Sheer turnings that can make you cry, leave you abandoned and might even haunt for rest of your life. The thoughts that leave all the moments of bliss frozen. At night you lie down all alone and start to think. Days pass so easily .What makes you “you” and what drives you to wake up tomorrow morning to prepare for the new beginings ? What keeps it running? Is it the social enigma which we never understood. What does it matter what others say about – the other being a stranger who could be heading to a bar after a stressful day or another extra-social conscious being try hard to be part of this society. Are we society or are we individual ? Why do we like to act different in different phase ? Just to please the crowd that we never knew, will never know . It’s easy to say and hard to implement. Sometime I wish it so bad and so hard that all the bad memories would fade away like a dream. Who should I call mine and what is the limit ? Will they ever understand me to the fullest and enjoy the company. Will they ever be able to break this enigma that is haunting ? Well, with the arrival of new breeds in the brain – the hormones – with age, needs changes. The meaning of happiness changes and we tend to find serenity in a number of different thing. Come ! break the enigma !! Whosoever you are.

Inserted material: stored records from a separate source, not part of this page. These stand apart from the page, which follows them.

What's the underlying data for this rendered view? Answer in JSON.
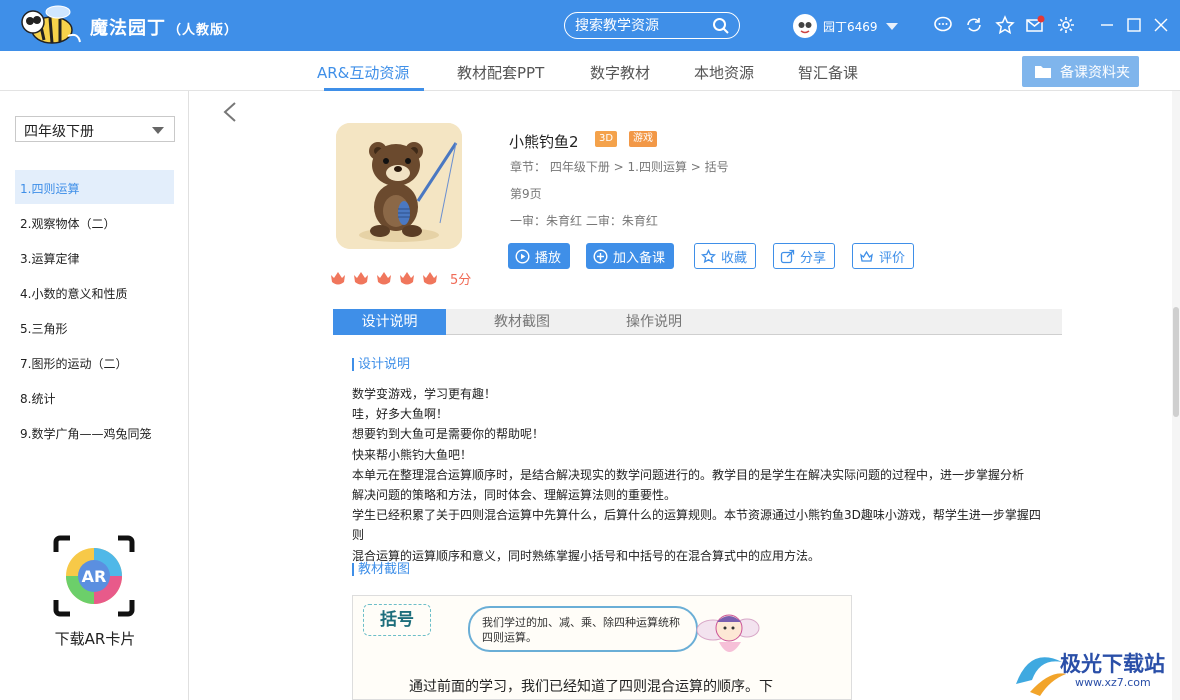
{
  "app": {
    "title": "魔法园丁",
    "edition": "（人教版）"
  },
  "search": {
    "placeholder": "搜索教学资源"
  },
  "user": {
    "name": "园丁6469"
  },
  "colors": {
    "primary": "#3f8fe8",
    "badge_orange": "#f4a24b",
    "score_red": "#f06b57"
  },
  "topnav": {
    "tabs": [
      {
        "label": "AR&互动资源",
        "active": true
      },
      {
        "label": "教材配套PPT",
        "active": false
      },
      {
        "label": "数字教材",
        "active": false
      },
      {
        "label": "本地资源",
        "active": false
      },
      {
        "label": "智汇备课",
        "active": false
      }
    ],
    "folder_button": "备课资料夹"
  },
  "sidebar": {
    "grade": "四年级下册",
    "units": [
      {
        "label": "1.四则运算",
        "active": true
      },
      {
        "label": "2.观察物体（二）",
        "active": false
      },
      {
        "label": "3.运算定律",
        "active": false
      },
      {
        "label": "4.小数的意义和性质",
        "active": false
      },
      {
        "label": "5.三角形",
        "active": false
      },
      {
        "label": "7.图形的运动（二）",
        "active": false
      },
      {
        "label": "8.统计",
        "active": false
      },
      {
        "label": "9.数学广角——鸡兔同笼",
        "active": false
      }
    ],
    "ar_card_label": "下载AR卡片",
    "ar_card_text": "AR"
  },
  "resource": {
    "title": "小熊钓鱼2",
    "badges": [
      "3D",
      "游戏"
    ],
    "chapter": "章节：   四年级下册 > 1.四则运算 > 括号",
    "page": "第9页",
    "review": "一审：朱育红      二审：朱育红",
    "rating_stars": 5,
    "score": "5分",
    "actions": {
      "play": "播放",
      "add": "加入备课",
      "favorite": "收藏",
      "share": "分享",
      "review": "评价"
    }
  },
  "detail_tabs": [
    {
      "label": "设计说明",
      "active": true
    },
    {
      "label": "教材截图",
      "active": false
    },
    {
      "label": "操作说明",
      "active": false
    }
  ],
  "design": {
    "heading": "设计说明",
    "lines": [
      "数学变游戏，学习更有趣！",
      "哇，好多大鱼啊！",
      "想要钓到大鱼可是需要你的帮助呢！",
      "快来帮小熊钓大鱼吧！",
      "本单元在整理混合运算顺序时，是结合解决现实的数学问题进行的。教学目的是学生在解决实际问题的过程中，进一步掌握分析",
      "解决问题的策略和方法，同时体会、理解运算法则的重要性。",
      "学生已经积累了关于四则混合运算中先算什么，后算什么的运算规则。本节资源通过小熊钓鱼3D趣味小游戏，帮学生进一步掌握四则",
      "混合运算的运算顺序和意义，同时熟练掌握小括号和中括号的在混合算式中的应用方法。"
    ]
  },
  "textbook": {
    "heading": "教材截图",
    "tag": "括号",
    "bubble": "我们学过的加、减、乘、除四种运算统称四则运算。",
    "body_line": "通过前面的学习，我们已经知道了四则混合运算的顺序。下"
  },
  "watermark": {
    "title": "极光下载站",
    "url": "www.xz7.com"
  }
}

Dormant for almost a year. The venture for finding that someone with whom you can totally be yourself.
I am back !
To write whatever things I want to. I know that nobody cares and nobody gives a shit about anything. Everybody just want to live it their way. Some try hard to show that the door is open while others are straightforward to tell the world to get back and mind their own fucking businesses.
So I have deleted all other blogs of mine. I used to write almost 4 blogs at the same time. And Helsinki Diary had been going too amazingly but then I stopped writing because I lost it in the way. Well, we get lost sometime. Detour is something that happens to everyone I guess.